AI/ML, AI benefits/risks, Identity, Decentralized identity and verifiable credentials, Exposure management

RedHat mitigates OpenShift AI flaw allowing privilege escalation

Innovative access control system with biometric authentication, secure data storage, and permission management features, providing a comprehensive solution for safeguarding sensitive information

RedHat on Sept. 28 reported that it found a 9.9 flaw in its OpenShift AI Service that could let a low-privileged attacker with access to an authenticated account — such as a data scientist using a Jupyter notebook — to escalate their privileges to a full cluster administrator.

In its advisory, Red Hat said the attacker can steal sensitive data, disrupt all services, and take control of the underlying infrastructure, leading to a total breach of the platform and all applications it’s hosting.

Built using open-source technologies, RedHat’s website said OpenShift AI offers “trusted, operationally-consistent capabilities for teams to experiment, serve models, and deliver innovative applications.”

To mitigate the flaw — CVE-2025-10725 — RedHat recommended that security teams grant the permission to create jobs on a more granular, as-needed basis to specific users or groups, adhering to the principle of least privilege. The vendor also advised teams to avoid granting broad permissions to system-level groups.
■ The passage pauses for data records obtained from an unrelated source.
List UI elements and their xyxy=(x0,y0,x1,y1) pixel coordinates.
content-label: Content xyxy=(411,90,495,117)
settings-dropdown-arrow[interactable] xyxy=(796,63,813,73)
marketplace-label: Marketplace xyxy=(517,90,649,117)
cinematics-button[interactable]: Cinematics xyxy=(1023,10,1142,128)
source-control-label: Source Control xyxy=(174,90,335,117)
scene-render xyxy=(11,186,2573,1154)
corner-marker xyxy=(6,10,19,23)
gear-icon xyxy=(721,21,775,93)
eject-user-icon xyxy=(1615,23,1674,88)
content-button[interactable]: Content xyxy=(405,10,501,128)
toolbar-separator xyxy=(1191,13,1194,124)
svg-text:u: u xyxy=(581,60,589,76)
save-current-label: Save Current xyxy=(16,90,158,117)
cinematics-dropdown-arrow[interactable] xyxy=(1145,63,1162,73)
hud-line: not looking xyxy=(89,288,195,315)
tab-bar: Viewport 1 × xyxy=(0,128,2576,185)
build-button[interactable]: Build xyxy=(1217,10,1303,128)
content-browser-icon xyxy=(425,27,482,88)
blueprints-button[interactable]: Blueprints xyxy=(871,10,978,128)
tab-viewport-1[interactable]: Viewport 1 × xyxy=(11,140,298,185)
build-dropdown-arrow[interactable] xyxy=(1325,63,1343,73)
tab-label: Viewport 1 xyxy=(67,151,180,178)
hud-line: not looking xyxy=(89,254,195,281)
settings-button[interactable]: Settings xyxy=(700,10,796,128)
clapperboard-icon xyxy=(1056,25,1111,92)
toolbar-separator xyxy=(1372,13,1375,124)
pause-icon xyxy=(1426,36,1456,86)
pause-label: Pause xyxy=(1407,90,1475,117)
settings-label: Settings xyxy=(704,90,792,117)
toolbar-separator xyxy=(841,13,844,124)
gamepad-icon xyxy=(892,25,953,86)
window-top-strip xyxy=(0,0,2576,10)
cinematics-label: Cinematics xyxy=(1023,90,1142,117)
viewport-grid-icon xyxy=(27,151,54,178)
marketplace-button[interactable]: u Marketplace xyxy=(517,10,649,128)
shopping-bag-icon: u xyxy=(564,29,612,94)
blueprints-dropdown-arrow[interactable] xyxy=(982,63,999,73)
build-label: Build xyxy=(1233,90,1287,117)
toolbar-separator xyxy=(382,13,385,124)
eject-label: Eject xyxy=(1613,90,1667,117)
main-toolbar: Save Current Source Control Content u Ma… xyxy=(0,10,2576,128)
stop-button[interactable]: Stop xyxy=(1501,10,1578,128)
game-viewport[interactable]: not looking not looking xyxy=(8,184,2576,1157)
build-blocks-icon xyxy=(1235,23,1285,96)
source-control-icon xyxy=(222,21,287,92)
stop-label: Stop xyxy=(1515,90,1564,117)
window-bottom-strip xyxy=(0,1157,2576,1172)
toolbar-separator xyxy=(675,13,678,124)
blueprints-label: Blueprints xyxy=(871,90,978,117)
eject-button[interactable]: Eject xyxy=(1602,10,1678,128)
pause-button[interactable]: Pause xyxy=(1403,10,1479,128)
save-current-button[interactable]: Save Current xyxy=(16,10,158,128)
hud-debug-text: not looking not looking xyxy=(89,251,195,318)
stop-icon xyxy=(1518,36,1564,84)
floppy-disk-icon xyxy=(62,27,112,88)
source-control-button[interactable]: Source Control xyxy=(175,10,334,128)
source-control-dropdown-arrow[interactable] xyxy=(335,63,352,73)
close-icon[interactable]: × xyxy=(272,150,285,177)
"Although Red Hat says the OpenShift AI vulnerability isn't critical, we advise caution,” said John Carberry, solution sleuth at Xcape, Inc. “While it's not an urgent, immediate threat, the flaw could be combined with other vulnerabilities or misconfigurations within AI/ML pipelines.”

Carberry added that Red Hat's assessment is technically accurate: the vulnerability isn't critical on its own. However, teams shouldn't ignore it because in AI/ML environments, where data and model integrity are crucial, even minor flaws can have significant consequences if exploited cleverly, said Carberry.

“Administrators are encouraged to practice least privilege when granting access to system-level groups to prevent escalation,” said Carberry. “Red Hat might be downplaying this to avoid alarm, but anyone serious about security should apply the patch immediately, particularly if OpenShift AI is used for vital tasks.”

Graham Neray, co-founder and chief executive officer at Oso, added that security teams should take the OpenShift Ai flaw seriously, explaining that a seemingly small permissions gap can escalate into control of critical infrastructure.

Neray pointed out that broken access control rose to No. 1 in the OWASP Top 10 list of AppSec failures, and the explosion of AI has expanded the surface area for attack. Neray said with AI, there are more automated actions, more dynamic systems, more opportunities for mistakes to compound.

“Authorization can’t be an afterthought,” said Neray. “We need to build fine-grained, least-privilege from the start to provide the guardrails needed to keep sensitive data and infrastructure secure, especially as AI becomes mainstream.”

Agnidipta Sarkar, chief evangelist at ColorTokens, added that Jupyter notebooks are widely used in academic and commercial R&D activities, and MFA rarely gets used. Coupled with the abundant availability of stolen usernames and passwords, Sarkar said they are an easy target for attackers.  

“In addition to taking over the cluster, the attacker can launch malicious pods that can be used as command-and-control to perform reconnaissance of other systems in the network and move laterally to vulnerable systems,” said Sarkar. “Security teams should also audit their infrastructure to identify any shadow OpenShiftAI deployments and ensure that the mitigations are applied immediately.”